The ‘two-finger test’ on alleged rape victims is regressive, has no scientific basis, and is an affront to the dignity of women, the Supreme Court said Monday, as it declared that those found indulging in the practice will be guilty of misconduct.
A Bench of Justices D Y Chandrachud and Hima Kohli made the comments in its order restoring the conviction and sentencing of a man for the rape and murder of a minor girl in Jharkhand in November 2004.
The girl had been set on fire by the man after she tried to thwart his attempt to sexually assault her. Later, in hospital, a medical board formed to examine her, had subjected her to the ‘two-finger test’.
The so-called two-finger test or per vaginum examination is conducted on alleged victims of sexual assault and rape to determine whether they are habituated to sexual intercourse.
Calling it “regrettable” that the parctice continues despite the top court’s disapproval and the government proscribing it, the Bench said the two-finger test has no scientific basis and neither proves nor disproves allegations of rape.
It instead re-victimises and re-traumatises women who may have been sexually assaulted, and is an affront to their dignity, the Bench added.

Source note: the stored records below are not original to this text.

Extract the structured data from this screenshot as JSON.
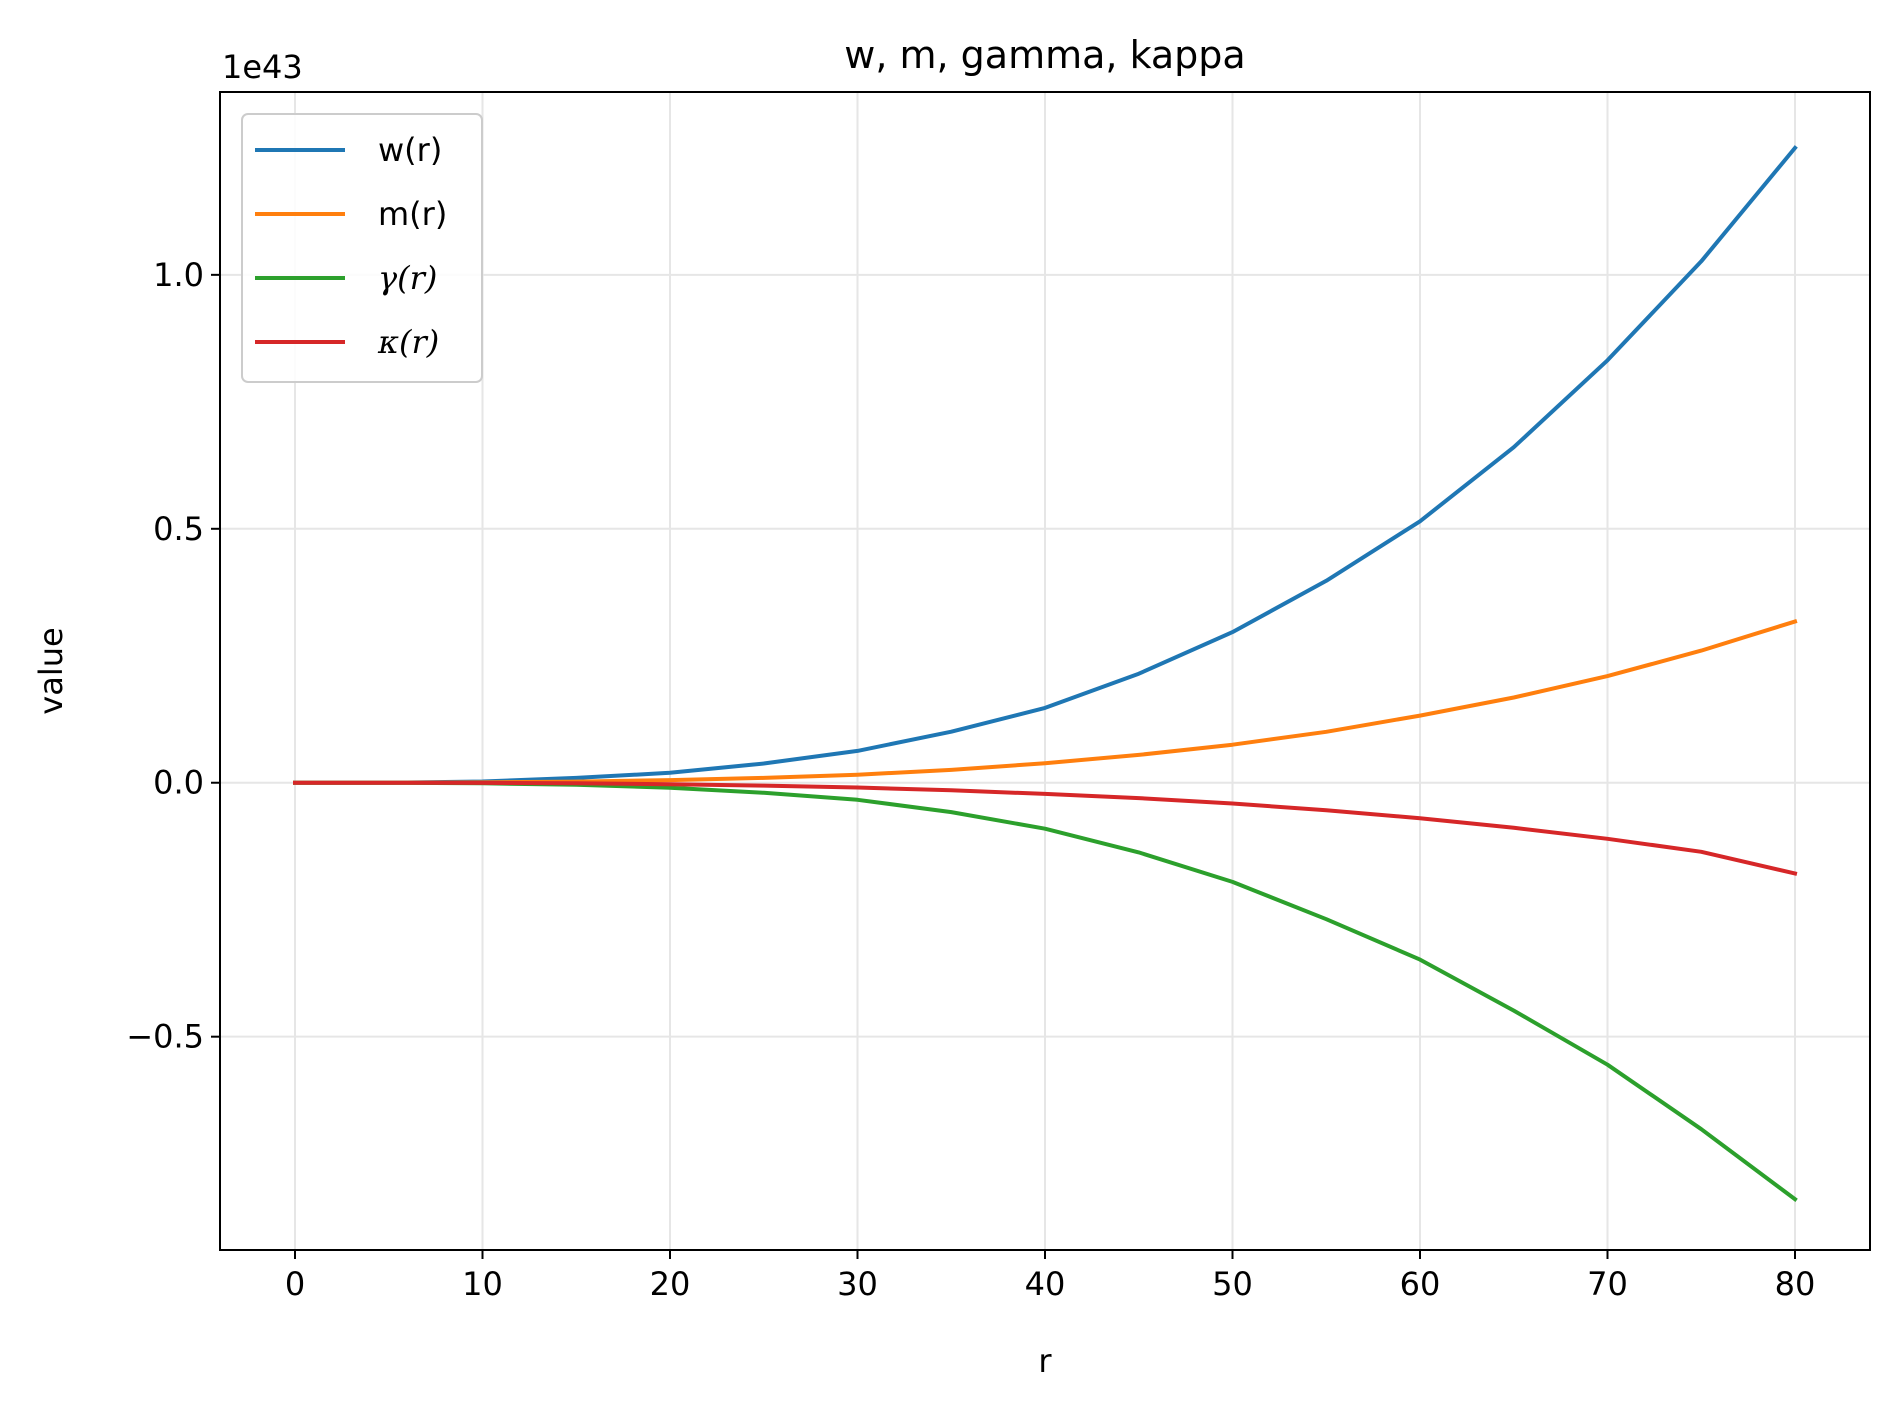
{
  "chart_data": {
    "type": "line",
    "title": "w, m, gamma, kappa",
    "xlabel": "r",
    "ylabel": "value",
    "y_offset_text": "1e43",
    "xlim": [
      -4,
      84
    ],
    "ylim": [
      -0.92,
      1.36
    ],
    "x_ticks": [
      0,
      10,
      20,
      30,
      40,
      50,
      60,
      70,
      80
    ],
    "x_tick_labels": [
      "0",
      "10",
      "20",
      "30",
      "40",
      "50",
      "60",
      "70",
      "80"
    ],
    "y_ticks": [
      -0.5,
      0.0,
      0.5,
      1.0
    ],
    "y_tick_labels": [
      "−0.5",
      "0.0",
      "0.5",
      "1.0"
    ],
    "grid": true,
    "legend_position": "top-left",
    "x": [
      0,
      5,
      10,
      15,
      20,
      25,
      30,
      35,
      40,
      45,
      50,
      55,
      60,
      65,
      70,
      75,
      80
    ],
    "series": [
      {
        "name": "w(r)",
        "color": "#1f77b4",
        "values": [
          0.0,
          0.0001,
          0.0024,
          0.0096,
          0.0196,
          0.0379,
          0.0626,
          0.1004,
          0.1473,
          0.2147,
          0.2965,
          0.3975,
          0.5147,
          0.6607,
          0.8318,
          1.0267,
          1.25
        ]
      },
      {
        "name": "m(r)",
        "color": "#ff7f0e",
        "values": [
          0.0,
          0.0,
          0.0006,
          0.0022,
          0.0051,
          0.0095,
          0.0158,
          0.0252,
          0.0384,
          0.0548,
          0.0749,
          0.1003,
          0.1321,
          0.1678,
          0.2099,
          0.2602,
          0.3175
        ]
      },
      {
        "name": "γ(r)",
        "color": "#2ca02c",
        "values": [
          0.0,
          0.0,
          -0.0012,
          -0.0041,
          -0.0097,
          -0.0198,
          -0.0336,
          -0.0578,
          -0.0905,
          -0.1371,
          -0.1953,
          -0.2687,
          -0.3482,
          -0.4487,
          -0.5551,
          -0.6821,
          -0.82
        ]
      },
      {
        "name": "κ(r)",
        "color": "#d62728",
        "values": [
          0.0,
          0.0,
          -0.0003,
          -0.0012,
          -0.0029,
          -0.0056,
          -0.0094,
          -0.0148,
          -0.0219,
          -0.0302,
          -0.0408,
          -0.0542,
          -0.0699,
          -0.0887,
          -0.1103,
          -0.1359,
          -0.1787
        ]
      }
    ]
  }
}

“Whether a woman is ‘habituated to sexual intercourse’ or ‘habitual to sexual intercourse’ is irrelevant for the purposes of determining whether the ingredients of Section 375 (rape) of the IPC are present in a particular case,” the Bench said.
“The so-called test is based on the incorrect assumption that a sexually active woman cannot be raped. Nothing could be further from the truth – a woman’s sexual history is wholly immaterial while adjudicating whether the accused raped her.”
The Court pointed out that the “legislature explicitly recognised this fact when it enacted the Criminal Law (Amendment) Act 2013, which inter alia amended the Evidence Act to insert Section 53A” that the “evidence of a victim’s character or of her previous sexual experience with any person shall not be relevant to the issue of consent or the quality of consent, in prosecutions of sexual offences”.
The “probative value” of a woman’s testimony does not depend upon her sexual history, the Bench said, adding: “It is patriarchal and sexist to suggest that a woman cannot be believed when she states that she was raped, merely for the reason that she is sexually active.”
The judgment said the Ministry of Health and Family Welfare had also issued guidelines proscribing the application of the ‘two-finger test’ on alleged rape victims by health practitoners .
While directing the Centre and state governments to ensure that the Ministry’s guidelines are circulated to all government and private hospitals, the SC also ordered workshops to be held to communicate the appropriate procedure to determine sexual assault and rape. It also directed the government to review the curriculum in medical schools so ensure the practice is no longer used.